I have this C program codes are completely and it's works very well, but not the correct result. I have them code source here in the below. Can anyone help me what is going on or what did I missing? Everyone are welcome to correct this English or code.

#include <stdio.h>
#include <stdlib.h>
#include <math.h>
int main (int argc, char *argv[])
{
  int n;
  int result;

  if (argc < 2)
    {
      printf ("Usage: p4 <number>\n");
    }
  n = atoi (argv[1]);

  if (n < 2)
    {
      printf ("input number should be > 1\n");
    }
  result = isprime (n);

  if (result == 1)
    printf ("%d is prime\n", n);
  else
    printf ("%d is not prime\n", n);
  return 0;
}

我制作了一个名为isprime的函数，如果传递给它的整数为质数，则返回true(即1)，如果是复合数(即非素数)，则返回false(即0). 2或任何奇数直到数字本身的平方根，否则为质数.对它进行编程后，输出结果不是我期望的参考值.
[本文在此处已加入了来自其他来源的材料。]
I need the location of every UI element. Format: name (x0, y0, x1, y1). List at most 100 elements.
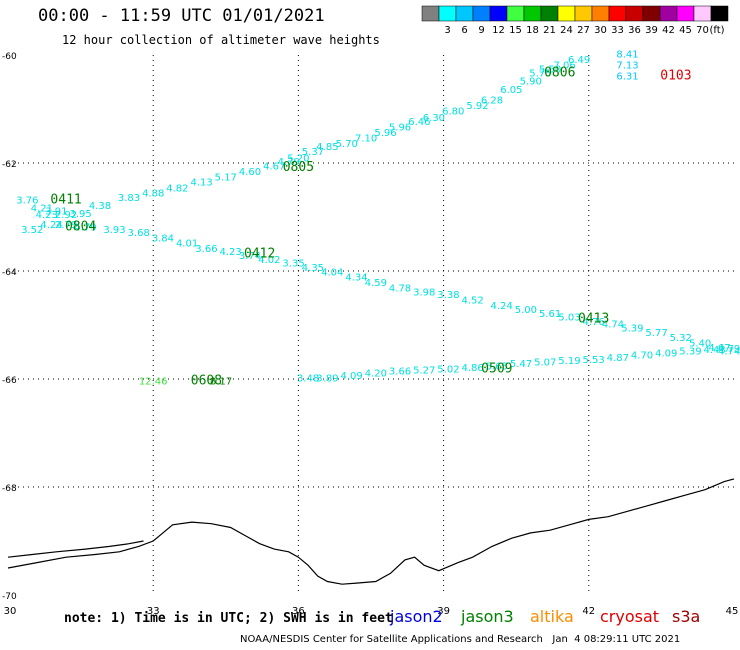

I made a function called isprime that returns true (i.e. 1) if the integer number passed to it is prime and false (i.e. 0) if it is composite (i.e. not prime.) A number is composite if it is divisible by 2 or any odd number up to the square root of the number itself, otherwise it is prime. After I programmed it, the output isn't what I expected the reference.

已编译:

p4:
-Output of program (p4) is not correct for input '9872349871':
------ Yours: ------
1282415279 is not prime
---- Reference: ----
9872349871 is not prime
--------------------

推荐答案

问题是输入值9872349871太大，无法容纳32位整数.

The problem is that the input value, 9872349871, is too large to fit into a 32-bit integer.

您需要重写程序以使用long long而不是int(这将为您提供64位整数)，并且为了解析命令行参数，您需要将atoi切换为.

You need to rewrite the program to use long long instead of int (this should give you a 64-bit integer) and in order to parse the command line parameter you will want to switch atoi to atoll.

注意事项:如果您的isprime实现(问题中未显示)通过将值自身乘以(a*a <= b)来避免平方根检查(a <= sqrt(b))，该平方值可能会溢出甚至64位整数的限制.因此，您可能需要使用a <= b/a修改该功能，例如 .

Caveat: If your isprime implementation (which wasn't shown in the question) avoids the square root check (a <= sqrt(b)) by multiplying a value by itself (a*a <= b), that squared value may overflow the limits of even a 64-bit integer. So you may need to revise that function, e.g. with a <= b/a.

这篇关于C程序接受整数，如果它是Prime或Not Prime的文章就介绍到这了，希望我们推荐的答案对大家有所帮助，也希望大家多多支持IT屋！